Les limites des IA génératives d’après de nouvelles études
Gemini, la suite de modèles d'IA générative de Google, impressionne par sa capacité à ingérer et traiter d'immenses quantités de données, ou du moins c'est ce que prétend la firme de Mountain View. Mais que valent réellement ces prouesses techniques ? Deux études indépendantes viennent semer le doute sur les véritables capacités analytiques de ces IA dernier cri.

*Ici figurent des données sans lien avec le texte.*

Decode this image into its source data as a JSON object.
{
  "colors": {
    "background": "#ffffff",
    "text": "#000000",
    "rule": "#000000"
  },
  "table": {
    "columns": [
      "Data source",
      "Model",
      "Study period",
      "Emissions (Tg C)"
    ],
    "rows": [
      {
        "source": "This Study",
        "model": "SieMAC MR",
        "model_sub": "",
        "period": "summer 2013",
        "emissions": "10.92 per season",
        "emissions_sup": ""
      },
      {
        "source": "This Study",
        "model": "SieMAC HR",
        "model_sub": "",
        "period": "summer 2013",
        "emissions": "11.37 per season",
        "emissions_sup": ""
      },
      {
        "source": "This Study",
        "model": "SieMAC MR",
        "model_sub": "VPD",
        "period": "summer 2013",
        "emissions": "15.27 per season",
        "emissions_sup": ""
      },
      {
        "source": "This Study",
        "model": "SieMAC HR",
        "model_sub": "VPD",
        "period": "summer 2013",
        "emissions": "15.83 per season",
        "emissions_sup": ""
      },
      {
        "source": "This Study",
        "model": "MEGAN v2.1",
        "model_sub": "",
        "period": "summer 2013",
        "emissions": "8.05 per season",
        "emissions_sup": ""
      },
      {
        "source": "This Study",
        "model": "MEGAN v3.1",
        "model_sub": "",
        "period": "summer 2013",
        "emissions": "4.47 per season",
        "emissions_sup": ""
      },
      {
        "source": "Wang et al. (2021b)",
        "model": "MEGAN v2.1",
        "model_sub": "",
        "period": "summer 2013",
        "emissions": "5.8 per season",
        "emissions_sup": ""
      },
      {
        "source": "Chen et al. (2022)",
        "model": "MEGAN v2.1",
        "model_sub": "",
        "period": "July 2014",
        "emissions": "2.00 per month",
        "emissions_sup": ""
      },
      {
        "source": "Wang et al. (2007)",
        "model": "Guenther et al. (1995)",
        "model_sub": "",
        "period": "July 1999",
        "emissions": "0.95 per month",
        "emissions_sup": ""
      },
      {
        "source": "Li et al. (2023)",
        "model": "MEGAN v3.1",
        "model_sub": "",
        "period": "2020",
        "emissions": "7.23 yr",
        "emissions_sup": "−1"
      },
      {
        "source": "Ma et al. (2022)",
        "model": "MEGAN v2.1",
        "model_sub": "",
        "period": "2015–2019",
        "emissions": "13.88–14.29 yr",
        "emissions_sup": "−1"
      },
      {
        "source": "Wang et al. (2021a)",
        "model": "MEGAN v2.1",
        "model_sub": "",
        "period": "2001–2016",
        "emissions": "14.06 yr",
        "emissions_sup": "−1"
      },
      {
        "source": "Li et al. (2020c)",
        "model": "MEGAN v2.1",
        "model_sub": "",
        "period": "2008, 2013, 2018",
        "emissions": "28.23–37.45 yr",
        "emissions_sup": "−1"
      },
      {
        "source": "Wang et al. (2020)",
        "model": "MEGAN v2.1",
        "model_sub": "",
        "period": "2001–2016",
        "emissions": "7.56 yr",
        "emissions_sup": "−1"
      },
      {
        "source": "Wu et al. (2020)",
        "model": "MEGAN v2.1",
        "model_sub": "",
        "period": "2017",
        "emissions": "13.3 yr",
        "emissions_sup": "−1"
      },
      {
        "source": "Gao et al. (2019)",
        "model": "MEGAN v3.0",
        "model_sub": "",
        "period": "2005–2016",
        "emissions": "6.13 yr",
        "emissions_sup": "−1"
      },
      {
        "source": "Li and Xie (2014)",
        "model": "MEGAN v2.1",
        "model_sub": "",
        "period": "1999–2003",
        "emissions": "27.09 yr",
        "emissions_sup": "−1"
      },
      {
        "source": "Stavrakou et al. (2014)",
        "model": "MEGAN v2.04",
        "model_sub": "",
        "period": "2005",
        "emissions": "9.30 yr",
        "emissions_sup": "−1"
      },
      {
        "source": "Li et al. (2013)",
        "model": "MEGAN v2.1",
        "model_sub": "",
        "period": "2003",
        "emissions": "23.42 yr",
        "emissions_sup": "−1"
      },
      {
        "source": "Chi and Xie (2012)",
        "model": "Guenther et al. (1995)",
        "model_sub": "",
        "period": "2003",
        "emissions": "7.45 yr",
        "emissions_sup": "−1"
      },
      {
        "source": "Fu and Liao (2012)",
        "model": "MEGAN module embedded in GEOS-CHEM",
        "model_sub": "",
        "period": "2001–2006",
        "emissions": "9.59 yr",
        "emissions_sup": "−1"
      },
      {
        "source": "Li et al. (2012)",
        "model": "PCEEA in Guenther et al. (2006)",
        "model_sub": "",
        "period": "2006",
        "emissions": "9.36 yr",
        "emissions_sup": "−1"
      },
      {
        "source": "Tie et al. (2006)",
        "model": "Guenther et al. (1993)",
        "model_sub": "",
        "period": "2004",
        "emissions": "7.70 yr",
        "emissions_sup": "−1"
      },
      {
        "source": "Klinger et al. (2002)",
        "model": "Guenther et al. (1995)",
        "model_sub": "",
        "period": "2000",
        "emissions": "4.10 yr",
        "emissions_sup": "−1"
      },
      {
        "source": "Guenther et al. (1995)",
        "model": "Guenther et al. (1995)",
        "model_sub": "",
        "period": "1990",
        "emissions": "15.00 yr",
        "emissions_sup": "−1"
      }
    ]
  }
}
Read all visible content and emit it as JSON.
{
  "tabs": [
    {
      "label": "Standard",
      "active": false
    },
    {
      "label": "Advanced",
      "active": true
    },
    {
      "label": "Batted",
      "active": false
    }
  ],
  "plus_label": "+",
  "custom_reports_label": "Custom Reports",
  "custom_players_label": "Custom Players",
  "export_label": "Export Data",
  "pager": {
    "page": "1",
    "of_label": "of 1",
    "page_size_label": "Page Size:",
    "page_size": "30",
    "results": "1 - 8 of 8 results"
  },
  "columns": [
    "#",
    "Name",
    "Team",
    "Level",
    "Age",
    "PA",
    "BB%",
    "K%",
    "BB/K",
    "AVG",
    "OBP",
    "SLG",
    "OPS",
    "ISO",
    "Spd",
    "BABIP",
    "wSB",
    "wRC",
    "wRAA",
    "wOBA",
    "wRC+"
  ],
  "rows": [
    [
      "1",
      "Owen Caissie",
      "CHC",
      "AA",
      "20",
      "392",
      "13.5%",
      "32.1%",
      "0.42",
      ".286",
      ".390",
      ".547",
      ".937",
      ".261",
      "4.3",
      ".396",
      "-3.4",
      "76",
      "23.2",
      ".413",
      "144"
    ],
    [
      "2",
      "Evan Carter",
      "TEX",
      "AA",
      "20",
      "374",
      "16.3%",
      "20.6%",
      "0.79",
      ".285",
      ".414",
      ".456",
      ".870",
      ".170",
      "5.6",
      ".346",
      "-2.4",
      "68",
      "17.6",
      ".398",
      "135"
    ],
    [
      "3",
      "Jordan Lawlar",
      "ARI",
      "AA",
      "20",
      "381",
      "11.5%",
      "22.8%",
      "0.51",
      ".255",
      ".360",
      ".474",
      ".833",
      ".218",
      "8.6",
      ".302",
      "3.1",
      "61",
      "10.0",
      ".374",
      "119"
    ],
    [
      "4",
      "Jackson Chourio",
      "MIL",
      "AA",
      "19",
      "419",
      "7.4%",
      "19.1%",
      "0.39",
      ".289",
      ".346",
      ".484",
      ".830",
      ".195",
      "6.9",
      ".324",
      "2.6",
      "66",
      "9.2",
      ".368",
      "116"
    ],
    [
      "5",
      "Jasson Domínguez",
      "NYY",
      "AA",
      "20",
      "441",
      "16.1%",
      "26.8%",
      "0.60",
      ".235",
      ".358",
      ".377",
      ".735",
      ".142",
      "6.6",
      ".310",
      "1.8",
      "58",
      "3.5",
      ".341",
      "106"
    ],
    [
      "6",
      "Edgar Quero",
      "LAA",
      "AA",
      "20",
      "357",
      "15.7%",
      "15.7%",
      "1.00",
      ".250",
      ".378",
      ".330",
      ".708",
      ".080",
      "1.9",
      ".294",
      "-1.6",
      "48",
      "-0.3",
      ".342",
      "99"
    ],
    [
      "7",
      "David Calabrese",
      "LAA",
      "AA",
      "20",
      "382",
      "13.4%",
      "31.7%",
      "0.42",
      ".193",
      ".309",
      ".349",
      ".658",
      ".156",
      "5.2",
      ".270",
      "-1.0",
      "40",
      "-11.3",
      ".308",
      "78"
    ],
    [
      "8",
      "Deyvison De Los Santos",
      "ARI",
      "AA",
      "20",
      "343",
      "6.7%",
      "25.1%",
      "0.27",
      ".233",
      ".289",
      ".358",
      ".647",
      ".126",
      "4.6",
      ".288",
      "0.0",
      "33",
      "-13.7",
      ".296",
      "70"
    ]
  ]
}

Un "long contexte" qui manque de profondeur
Le principal argument de vente de Gemini 1.5 Pro et 1.5 Flash réside dans leur "long contexte", autrement dit la taille impressionnante des jeux de données qu'ils peuvent absorber. Google s'est vanté de pouvoir ainsi résumer des centaines de pages de documents ou encore rechercher des scènes précises dans de longues vidéos. Sauf que dans les faits, les choses semblent beaucoup moins idylliques.
Une première étude, menée par des chercheurs de UMass Amherst, de l'Allen Institute for AI et de Princeton, a testé Gemini 1.5 Pro et Flash sur leur compréhension de romans en anglais. Verdict : à peine 50% de bonnes réponses à des questions basiques sur l'intrigue ! Un constat sans appel selon Marzena Karpinska, chercheuse à UMass Amherst et co-autrice de l'étude :
Même si ces modèles peuvent techniquement traiter de longs contextes, nous avons observé de nombreux cas indiquant qu'ils ne "comprennent" pas réellement le contenu.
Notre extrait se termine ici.